What are these things? The Lord suggests them when He says: “There will be “uprooting” and “planting”, “tearing down” and “building”. None of that sounds easy – but you are promised the best help of all: that of Almighty God.
Gosh: look at all of you, When I came to the school, it started at standard 2 (grade 4): and I stayed here until matric. We were a small school, not much more than a hundred or so boys at first and you easily knew all the teachers – many of whom were priests and religious brothers. We loved them so much, you know.
How well we knew each other when we were pupils here together! I think I knew just about every person in the school, you even got to know many of the parents of the pupils, and even their sisters – which was a bonus for guys trapped in an all-boys’ school.
To really know a person is such a gift, and let me tell you, you will seldom in your life spend as much time in the company of your friends as you do during these , your school years. I urge you to make the most of it. Look around you: these guys are going to be with you for life. They really are given you as your brother s. They will be you varsity - holiday buddies. They will get you out of serious trouble a hundred times.

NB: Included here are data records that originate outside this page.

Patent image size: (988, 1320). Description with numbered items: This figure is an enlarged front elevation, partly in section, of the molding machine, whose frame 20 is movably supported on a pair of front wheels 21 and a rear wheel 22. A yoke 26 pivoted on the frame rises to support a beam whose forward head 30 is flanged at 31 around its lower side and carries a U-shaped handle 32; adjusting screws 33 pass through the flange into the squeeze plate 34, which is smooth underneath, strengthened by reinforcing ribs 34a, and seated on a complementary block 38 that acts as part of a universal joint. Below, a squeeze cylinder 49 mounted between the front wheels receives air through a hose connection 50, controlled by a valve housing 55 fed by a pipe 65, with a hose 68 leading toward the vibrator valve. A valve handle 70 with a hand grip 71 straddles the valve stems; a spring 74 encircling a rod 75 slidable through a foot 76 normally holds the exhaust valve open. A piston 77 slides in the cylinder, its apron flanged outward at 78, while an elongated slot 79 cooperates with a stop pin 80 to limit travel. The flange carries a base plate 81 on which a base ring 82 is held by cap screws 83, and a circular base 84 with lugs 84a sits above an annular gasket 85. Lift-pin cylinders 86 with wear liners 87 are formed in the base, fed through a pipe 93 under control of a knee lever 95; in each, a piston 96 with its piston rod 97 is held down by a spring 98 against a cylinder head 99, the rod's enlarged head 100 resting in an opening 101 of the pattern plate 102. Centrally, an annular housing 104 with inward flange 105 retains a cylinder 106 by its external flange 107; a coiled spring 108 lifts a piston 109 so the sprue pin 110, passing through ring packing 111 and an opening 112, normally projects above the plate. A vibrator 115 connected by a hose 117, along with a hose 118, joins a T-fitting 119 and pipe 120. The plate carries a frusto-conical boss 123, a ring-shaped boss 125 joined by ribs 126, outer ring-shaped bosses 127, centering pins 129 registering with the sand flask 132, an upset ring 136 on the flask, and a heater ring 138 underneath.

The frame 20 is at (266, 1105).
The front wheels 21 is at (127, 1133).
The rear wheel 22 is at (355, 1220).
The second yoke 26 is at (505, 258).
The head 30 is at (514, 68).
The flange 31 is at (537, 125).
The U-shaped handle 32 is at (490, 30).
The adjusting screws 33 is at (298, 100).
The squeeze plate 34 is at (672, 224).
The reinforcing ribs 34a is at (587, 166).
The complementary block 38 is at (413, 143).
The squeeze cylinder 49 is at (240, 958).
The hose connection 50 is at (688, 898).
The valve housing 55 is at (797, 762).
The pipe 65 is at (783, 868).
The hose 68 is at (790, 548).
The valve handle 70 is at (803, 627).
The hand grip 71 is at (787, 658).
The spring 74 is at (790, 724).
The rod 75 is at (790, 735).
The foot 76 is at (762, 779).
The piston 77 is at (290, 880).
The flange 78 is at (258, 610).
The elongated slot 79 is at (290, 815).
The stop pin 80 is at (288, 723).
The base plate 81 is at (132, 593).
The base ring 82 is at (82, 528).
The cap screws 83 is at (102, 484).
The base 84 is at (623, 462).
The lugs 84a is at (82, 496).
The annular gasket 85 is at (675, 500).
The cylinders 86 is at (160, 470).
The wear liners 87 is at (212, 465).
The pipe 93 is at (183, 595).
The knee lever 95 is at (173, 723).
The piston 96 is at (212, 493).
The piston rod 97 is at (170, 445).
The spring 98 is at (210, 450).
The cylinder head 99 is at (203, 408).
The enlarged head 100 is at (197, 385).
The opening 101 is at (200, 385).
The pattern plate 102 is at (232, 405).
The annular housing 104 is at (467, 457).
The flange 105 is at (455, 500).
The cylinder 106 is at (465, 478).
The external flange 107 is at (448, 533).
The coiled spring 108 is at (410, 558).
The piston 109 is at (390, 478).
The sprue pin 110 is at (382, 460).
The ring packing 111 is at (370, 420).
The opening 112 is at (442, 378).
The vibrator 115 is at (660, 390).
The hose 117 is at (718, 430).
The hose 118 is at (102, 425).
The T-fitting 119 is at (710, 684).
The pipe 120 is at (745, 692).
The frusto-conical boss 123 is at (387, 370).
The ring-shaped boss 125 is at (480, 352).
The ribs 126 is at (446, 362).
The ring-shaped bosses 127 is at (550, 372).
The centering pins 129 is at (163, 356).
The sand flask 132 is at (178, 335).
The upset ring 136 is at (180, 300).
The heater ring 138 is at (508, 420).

They will stand beside you at your wedding and will be the godfathers to your future children.
And some of them will be at your death-bed. Life is precious, life is fragile. Nothing is promised to you forever. I have had to bid farewell to Liam Whelan, Stephen Roberts, Stephen McGuiness and Andrew Crous: my dead classmates – dead even before they got to see me as a priest. I’d like to remember them in a special way at the altar today.
I’m telling you: take it seriously. Life is not just a joke. These are the years in which you make it happen: don’t blow it. You know, you spend a huge chunk of your life at school, and much of the stuff might work on your nerves and so forth, but I can really promise you that these are some of the best times of your life. So enjoy them. You know that the Lord wants your happiness: Scripture says that the glory of God is man fully alive. So live you school years with gusto. These are years of character formation, so be formed. Take it as a challenge: embrace it whole heartedly. God bless each of you, and please remember to pray for your priest and Bennies brother - Fr Justin.